Le plan de sauvetage de la Grèce critiqué

Lagarde contribuera au maximum à hauteur de dix pour cent aux 130 milliards. (© AP/dapd)

 

Les critiques se multiplient après l'adoption mardi du deuxième programme d'aide à la Grèce. La directrice du FMI, Christine Lagarde, veut d'abord voir des réformes avant de débloquer les fonds, et plusieurs parlements nationaux doivent encore approuver le plan. Certains commentateurs estiment qu'une faillite immédiate du pays soulagerait la Grèce et la zone euro ; les autres jugent que le danger principal réside dans la mise sous tutelle du pays.

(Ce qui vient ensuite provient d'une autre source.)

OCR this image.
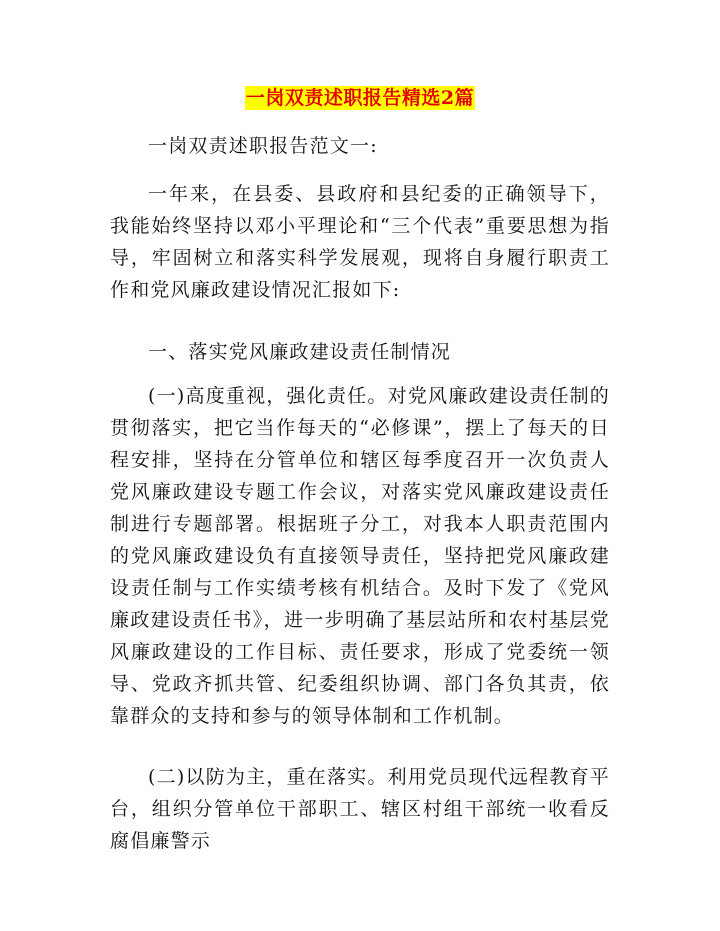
一岗双责述职报告精选2篇

一岗双责述职报告范文一:

一年来，在县委、县政府和县纪委的正确领导下，我能始终坚持以邓小平理论和“三个代表”重要思想为指导，牢固树立和落实科学发展观，现将自身履行职责工作和党风廉政建设情况汇报如下:

一、落实党风廉政建设责任制情况

(一)高度重视，强化责任。对党风廉政建设责任制的贯彻落实，把它当作每天的“必修课”，摆上了每天的日程安排，坚持在分管单位和辖区每季度召开一次负责人党风廉政建设专题工作会议，对落实党风廉政建设责任制进行专题部署。根据班子分工，对我本人职责范围内的党风廉政建设负有直接领导责任，坚持把党风廉政建设责任制与工作实绩考核有机结合。及时下发了《党风廉政建设责任书》，进一步明确了基层站所和农村基层党风廉政建设的工作目标、责任要求，形成了党委统一领导、党政齐抓共管、纪委组织协调、部门各负其责，依靠群众的支持和参与的领导体制和工作机制。

(二)以防为主，重在落实。利用党员现代远程教育平台，组织分管单位干部职工、辖区村组干部统一收看反腐倡廉警示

NRC Handelsblad - Pays-Bas

Un plan semblable au diktat de Versailles

Les conditions imposées à la Grèce par l'Europe dans le cadre du programme de sauvetage font de facto du pays une colonie, met en garde le quotidien libéral NRC Handelsblad : "Le traité de paix de Versailles en 1919, dans lequel les alliés avaient contraint l'Allemagne à verser des réparations insoutenables, a eu au final l'effet inverse. Il serait donc judicieux que des pays aujourd'hui considérés comme colonialistes lèvent le pied et cessent de remuer le couteau dans la plaie. Le ministre des Finances [néerlandais], Jan Kees de Jager, ne l'a pas compris. Avant même les négociations sur l'octroi d'une aide de 130 milliards d'euros, il préconisait 'la présence permanente de la Troïka à Athènes'. Inutile. La Grèce est déjà sous curatelle. … Il juge en outre 'malvenu' que des élections anticipées aient lieu en Grèce en avril. … Ce n'est pas seulement une question de style quand on humilie le vaincu. Il convient également de présenter cette humiliation comme un compromis. Une position trop dure est le terreau de la vengeance." (22.02.2012)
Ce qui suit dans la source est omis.